Pagar 20 céntimos por la bolsa no salva el planeta
¿Cuánto contamina de verdad una bolsa de plástico frente a la de papel que la sustituye? Menos de lo que sugiere el relato oficial. Cada compra en un supermercado español suma ya 20 céntimos por bolsa de un solo uso, y quien opta por la de papel paga entre 15 y 20 céntimos por un envase que no aguanta la vuelta a casa con frescos. El gesto se vende como conciencia ambiental. El problema es la aritmética.
¿Por qué se cobra la bolsa de plástico al consumidor?
La lógica oficial es simple: si duele en el bolsillo, se reutiliza. Y funciona a medias. Un sector del análisis admite que había excesos —bolsas gratis que se cogían a puñados sin ningún control— y que cierta disciplina era necesaria. En contra pesa el argumento de que el castigo se aplica al eslabón más débil de la cadena mientras la industria sigue sirviendo el mismo producto en porciones individuales con tres capas de envase. Pagar por el envase es, en la práctica, pagar dos veces: el sobrecoste del envasado y el recargo.
El dato que rompe el discurso: 10 ríos y redes de pesca
Aquí está el número incómodo. El 95 % del plástico que llega a los océanos procede de solo diez ríos, según los mapas que circulan sobre la cuestión. Y el componente principal de las grandes islas de plástico no son las bolsas del supermercado, sino las redes de pesca, de probable origen asiático. La geografía importa: los cauces más contaminados están en África y Asia. Mientras Europa discute los tapones solidarios y las pajitas, los focos reales del vertido siguen donde estaban.
Pajitas, chupachups y tapones: la lista de sacrificios inútiles
La prohibición de las pajitas moviliza a mucha gente. El cálculo que más se repite es que la suma del plástico gastado en pajitas ronda los diez gramos al año por persona.

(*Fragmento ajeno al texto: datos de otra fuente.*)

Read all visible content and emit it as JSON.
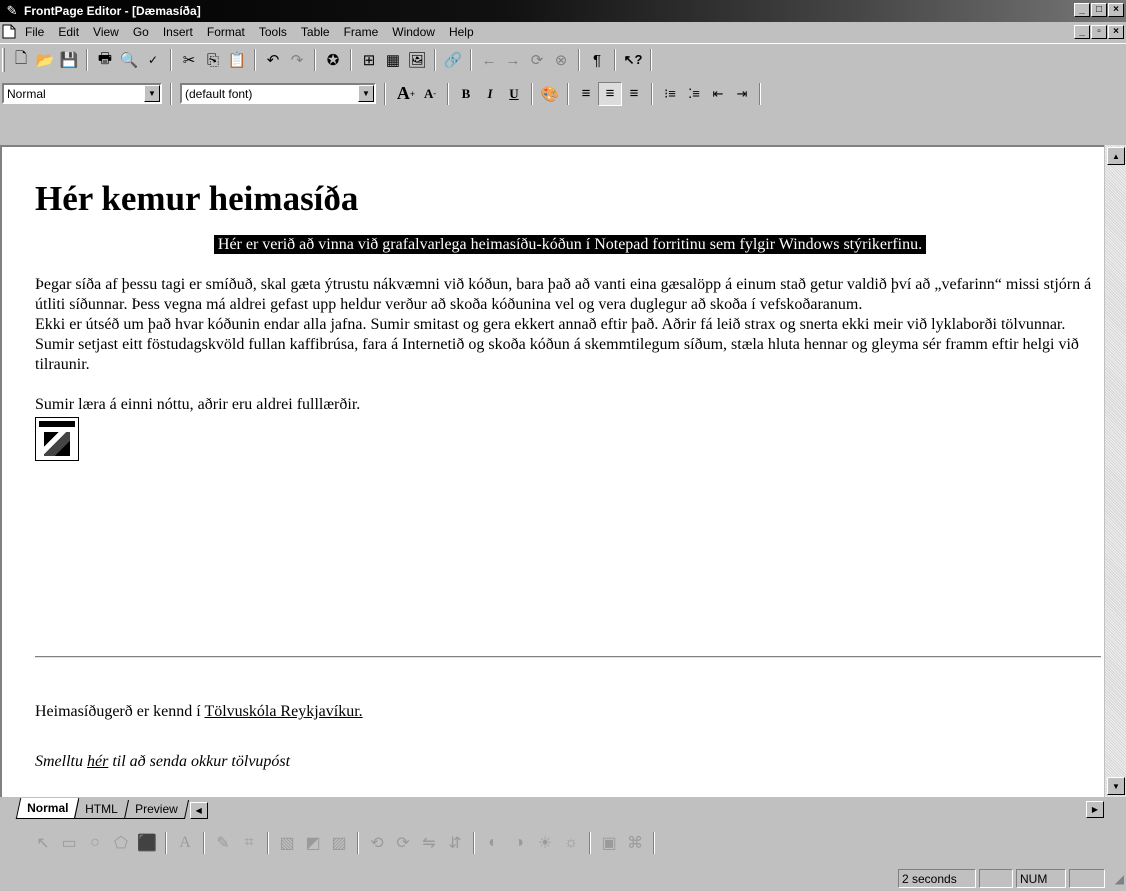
{
  "window": {
    "title": "FrontPage Editor - [Dæmasíða]",
    "controls": [
      "_",
      "□",
      "×"
    ],
    "doc_controls": [
      "_",
      "▫",
      "×"
    ]
  },
  "menubar": {
    "items": [
      "File",
      "Edit",
      "View",
      "Go",
      "Insert",
      "Format",
      "Tools",
      "Table",
      "Frame",
      "Window",
      "Help"
    ]
  },
  "format_toolbar": {
    "style_value": "Normal",
    "font_value": "(default font)"
  },
  "document": {
    "heading": "Hér kemur heimasíða",
    "highlight_text": "Hér er verið að vinna við grafalvarlega heimasíðu-kóðun í Notepad forritinu sem fylgir Windows stýrikerfinu.",
    "paragraph1": "Þegar síða af þessu tagi er smíðuð, skal gæta ýtrustu nákvæmni við kóðun, bara það að vanti eina gæsalöpp á einum stað getur valdið því að „vefarinn“ missi stjórn á útliti síðunnar. Þess vegna má aldrei gefast upp heldur verður að skoða kóðunina vel og vera duglegur að skoða í vefskoðaranum.",
    "paragraph2": "Ekki er útséð um það hvar kóðunin endar alla jafna. Sumir smitast og gera ekkert annað eftir það. Aðrir fá leið strax og snerta ekki meir við lyklaborði tölvunnar.",
    "paragraph3": "Sumir setjast eitt föstudagskvöld fullan kaffibrúsa, fara á Internetið og skoða kóðun á skemmtilegum síðum, stæla hluta hennar og gleyma sér framm eftir helgi við tilraunir.",
    "paragraph4": "Sumir læra á einni nóttu, aðrir eru aldrei fulllærðir.",
    "footer_prefix": "Heimasíðugerð er kennd í ",
    "footer_link": "Tölvuskóla Reykjavíkur.",
    "email_prefix": "Smelltu ",
    "email_link": "hér",
    "email_suffix": " til að senda okkur tölvupóst"
  },
  "tabs": [
    "Normal",
    "HTML",
    "Preview"
  ],
  "statusbar": {
    "time": "2 seconds",
    "num": "NUM"
  }
}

Diez gramos. La sustitución por cartón ha generado su propia paradoja: hay análisis que sostienen que las de cartón contaminan más, porque ocupan más volumen en el transporte para que no se doblen. Lo mismo con los palos de chupachups, ahora de papel y de tacto discutible. Y mientras, nadie contabiliza los miles de millones de mascarillas tiradas sin control.
La bolsa de rafia que llamamos de tela
Ni las alternativas son tan verdes como se venden. Las bolsas reutilizables de muchos supermercados son rafia —tejido vegetal— laminada con plástico. Las de plástico duro aguantan decenas de usos, pero se rompen antes que las de toda la vida. Y la de tela exige algodón, agua y transporte. El consumidor que quiere cumplir acaba cargando con el coste y con la culpa. Hay quien ya calcula cuánto valdría revender en un portal de segunda mano el stock de bolsas antiguas guardado en casa.
Veinte céntimos, quince, diez. La próxima vez la apuesta será el aluminio. Si el objetivo era salvar el planeta, alguien tendrá que explicar por qué el único que paga es el que empuja el carro.